While the relatively small parallelogram that is this city on the map could, under normal circumstances, be covered by one single fire station located centrally, circumstances are not normal. That parallelogram is sliced near the bottom by railway tracks that, at any given time, could leave blaring fire engines waiting for potentially deadly minutes as a freight train lumbers past.
Without a dedicated station south of those tracks, then, home ownership in that part of town would carry some statistical risk – a number, however small, we would never want to see translated into a death.
Still, while accepting that we have to shoulder extra firefighting costs, we must still draw limits. In these times of local economic uncertainty, with a diminishing industrial base not, as yet, being replaced fast enough by the next great economic engine, we will continue to suffer if we are repeatedly forced to give one segment of the public sector 3.5 per cent increases every year.
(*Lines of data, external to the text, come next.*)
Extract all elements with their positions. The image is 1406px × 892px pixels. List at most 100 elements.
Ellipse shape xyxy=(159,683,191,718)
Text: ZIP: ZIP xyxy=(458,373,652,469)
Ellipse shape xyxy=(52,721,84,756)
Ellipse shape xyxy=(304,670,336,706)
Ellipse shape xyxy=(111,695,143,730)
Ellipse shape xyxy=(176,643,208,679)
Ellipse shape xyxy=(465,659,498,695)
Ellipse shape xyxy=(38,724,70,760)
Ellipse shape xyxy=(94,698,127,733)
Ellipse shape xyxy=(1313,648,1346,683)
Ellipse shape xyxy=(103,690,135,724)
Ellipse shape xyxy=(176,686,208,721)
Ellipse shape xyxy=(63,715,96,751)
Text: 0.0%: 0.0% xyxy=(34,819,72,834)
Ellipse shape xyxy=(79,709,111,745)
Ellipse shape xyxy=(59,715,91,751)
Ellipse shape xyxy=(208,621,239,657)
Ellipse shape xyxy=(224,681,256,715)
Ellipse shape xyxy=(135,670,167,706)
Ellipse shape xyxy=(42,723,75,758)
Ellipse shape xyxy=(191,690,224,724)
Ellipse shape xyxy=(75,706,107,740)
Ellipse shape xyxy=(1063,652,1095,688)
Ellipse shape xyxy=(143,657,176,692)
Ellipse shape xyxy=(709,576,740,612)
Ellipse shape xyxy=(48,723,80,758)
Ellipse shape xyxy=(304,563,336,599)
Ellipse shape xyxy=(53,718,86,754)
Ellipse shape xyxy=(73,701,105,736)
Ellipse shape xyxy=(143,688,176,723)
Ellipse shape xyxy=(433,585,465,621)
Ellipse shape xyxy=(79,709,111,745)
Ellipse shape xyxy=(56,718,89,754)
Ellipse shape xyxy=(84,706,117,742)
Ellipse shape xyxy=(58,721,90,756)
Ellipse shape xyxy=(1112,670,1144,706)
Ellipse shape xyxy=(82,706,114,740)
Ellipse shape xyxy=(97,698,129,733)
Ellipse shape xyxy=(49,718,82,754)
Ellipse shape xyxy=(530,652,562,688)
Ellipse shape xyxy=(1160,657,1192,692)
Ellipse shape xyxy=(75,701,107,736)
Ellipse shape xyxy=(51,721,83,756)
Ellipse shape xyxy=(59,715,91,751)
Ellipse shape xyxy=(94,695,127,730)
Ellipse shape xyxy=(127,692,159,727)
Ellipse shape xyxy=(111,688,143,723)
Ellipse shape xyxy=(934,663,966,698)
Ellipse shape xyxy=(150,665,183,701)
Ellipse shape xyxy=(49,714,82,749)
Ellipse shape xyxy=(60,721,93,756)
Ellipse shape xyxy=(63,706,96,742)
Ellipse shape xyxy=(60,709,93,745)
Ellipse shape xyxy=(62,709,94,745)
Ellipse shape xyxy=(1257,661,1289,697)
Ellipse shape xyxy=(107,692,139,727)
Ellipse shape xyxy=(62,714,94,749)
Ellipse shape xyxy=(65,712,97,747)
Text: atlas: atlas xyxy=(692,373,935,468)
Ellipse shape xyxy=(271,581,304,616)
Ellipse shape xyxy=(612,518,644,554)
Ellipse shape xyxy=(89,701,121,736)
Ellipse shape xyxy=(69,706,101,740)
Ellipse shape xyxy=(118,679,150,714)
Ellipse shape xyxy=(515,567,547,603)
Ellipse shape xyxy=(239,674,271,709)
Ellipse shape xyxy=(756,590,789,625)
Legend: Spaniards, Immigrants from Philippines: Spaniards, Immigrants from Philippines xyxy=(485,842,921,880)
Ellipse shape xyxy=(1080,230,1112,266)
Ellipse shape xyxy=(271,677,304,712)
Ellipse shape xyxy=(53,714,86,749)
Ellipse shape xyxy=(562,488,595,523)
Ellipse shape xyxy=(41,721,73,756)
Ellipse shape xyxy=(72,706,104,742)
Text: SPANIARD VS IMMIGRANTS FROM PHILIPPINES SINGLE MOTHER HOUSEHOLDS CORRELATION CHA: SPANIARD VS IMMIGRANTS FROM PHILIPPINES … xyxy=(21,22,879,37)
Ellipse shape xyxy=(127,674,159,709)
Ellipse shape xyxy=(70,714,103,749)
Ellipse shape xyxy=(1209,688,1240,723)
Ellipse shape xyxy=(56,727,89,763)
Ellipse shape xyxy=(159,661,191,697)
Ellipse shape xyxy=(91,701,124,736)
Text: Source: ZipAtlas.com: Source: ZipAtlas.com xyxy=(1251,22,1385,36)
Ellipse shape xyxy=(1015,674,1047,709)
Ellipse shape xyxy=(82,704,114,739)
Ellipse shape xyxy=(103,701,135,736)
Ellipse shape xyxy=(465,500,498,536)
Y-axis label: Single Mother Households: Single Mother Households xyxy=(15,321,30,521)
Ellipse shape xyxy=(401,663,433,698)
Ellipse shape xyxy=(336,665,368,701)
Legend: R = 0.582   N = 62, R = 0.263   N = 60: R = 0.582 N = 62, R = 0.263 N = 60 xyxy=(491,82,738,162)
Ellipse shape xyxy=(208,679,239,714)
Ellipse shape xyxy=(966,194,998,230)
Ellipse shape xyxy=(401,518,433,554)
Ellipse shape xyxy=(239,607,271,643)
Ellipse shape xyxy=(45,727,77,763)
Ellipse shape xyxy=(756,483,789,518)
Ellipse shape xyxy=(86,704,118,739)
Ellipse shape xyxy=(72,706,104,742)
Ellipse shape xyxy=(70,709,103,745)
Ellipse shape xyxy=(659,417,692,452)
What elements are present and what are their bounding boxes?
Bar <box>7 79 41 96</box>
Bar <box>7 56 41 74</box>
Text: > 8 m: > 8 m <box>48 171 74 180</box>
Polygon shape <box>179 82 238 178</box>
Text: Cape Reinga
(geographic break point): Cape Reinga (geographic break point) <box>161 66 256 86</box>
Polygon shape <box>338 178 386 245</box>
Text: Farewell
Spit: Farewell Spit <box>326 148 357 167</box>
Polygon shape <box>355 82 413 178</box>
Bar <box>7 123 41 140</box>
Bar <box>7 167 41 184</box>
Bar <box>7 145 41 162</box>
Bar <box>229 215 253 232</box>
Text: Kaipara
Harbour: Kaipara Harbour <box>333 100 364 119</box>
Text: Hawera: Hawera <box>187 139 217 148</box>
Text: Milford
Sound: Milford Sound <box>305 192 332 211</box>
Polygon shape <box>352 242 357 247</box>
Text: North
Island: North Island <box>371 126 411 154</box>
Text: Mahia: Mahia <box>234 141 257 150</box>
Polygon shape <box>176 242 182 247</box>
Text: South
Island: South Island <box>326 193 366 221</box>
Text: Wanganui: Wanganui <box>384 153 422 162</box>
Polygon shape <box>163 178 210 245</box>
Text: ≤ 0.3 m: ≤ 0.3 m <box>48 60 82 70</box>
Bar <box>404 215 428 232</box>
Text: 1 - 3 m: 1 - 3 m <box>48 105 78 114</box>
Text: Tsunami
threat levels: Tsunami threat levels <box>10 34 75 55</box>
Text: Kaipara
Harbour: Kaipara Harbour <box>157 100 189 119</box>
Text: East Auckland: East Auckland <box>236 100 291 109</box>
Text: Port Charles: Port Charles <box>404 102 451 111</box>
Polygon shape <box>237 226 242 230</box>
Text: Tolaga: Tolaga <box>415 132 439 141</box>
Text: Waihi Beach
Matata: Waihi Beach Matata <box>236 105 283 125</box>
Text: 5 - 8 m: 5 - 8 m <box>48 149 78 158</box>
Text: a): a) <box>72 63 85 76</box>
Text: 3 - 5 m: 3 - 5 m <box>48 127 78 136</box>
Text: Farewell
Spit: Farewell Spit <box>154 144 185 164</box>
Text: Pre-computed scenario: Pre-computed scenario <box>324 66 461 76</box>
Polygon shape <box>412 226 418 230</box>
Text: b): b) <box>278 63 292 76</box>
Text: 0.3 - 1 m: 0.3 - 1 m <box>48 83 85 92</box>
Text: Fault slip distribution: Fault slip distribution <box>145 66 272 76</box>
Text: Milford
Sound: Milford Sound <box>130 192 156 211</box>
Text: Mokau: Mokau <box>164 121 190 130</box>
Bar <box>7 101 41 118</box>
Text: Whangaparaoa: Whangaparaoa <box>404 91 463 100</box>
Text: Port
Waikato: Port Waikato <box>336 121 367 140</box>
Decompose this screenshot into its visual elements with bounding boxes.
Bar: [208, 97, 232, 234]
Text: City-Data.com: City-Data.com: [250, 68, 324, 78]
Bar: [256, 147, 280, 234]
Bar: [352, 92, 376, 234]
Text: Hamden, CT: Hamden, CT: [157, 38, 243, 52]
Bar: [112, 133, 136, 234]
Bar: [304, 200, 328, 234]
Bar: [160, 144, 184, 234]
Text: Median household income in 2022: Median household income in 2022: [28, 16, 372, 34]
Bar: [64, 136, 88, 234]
To be precise, those are just the retroactive increases handed down by the public-sector-minded arbitration panel for 2011 and 2012. The city will soon begin negotiations with firefighters for 2013 and 2014 collective agreements. What incentive would any labour-side negotiators have to hammer out a cost-conscious deal when it knows the nuclear option of arbitration will net it 3.5 per cent?
The fiscal hits could keep on coming, well into 2015, even as we remain a year behind.
This has not become a burning issue in the provincial campaign, as I said, but it will most certainly become an issue in the municipal campaign.
Yet another wage increase handed down by an outside panel, with little apparent understanding of economic and fiscal conditions on the ground, will turn city hall’s plan to switch to the Orangeville firefighting model into a fiscally-tough re-election platform.
It will also give fresh ammunition both to supporters and opponents of the Ontario Provincial Police option for city policing.
Look at the increases we may be saddled with on policing if we don’t do something – anything – to cut costs, OPP supporters will argue.
Supporters of the city police will reply that, once you switch to the OPP, arbitration will still loom in the background, but you will have even less control over labour talks.
Sadly, any control over arbitration lies in the hands of the people we will elect June 12 – and their thoughts on the matter seem of little interest to the electorate at large.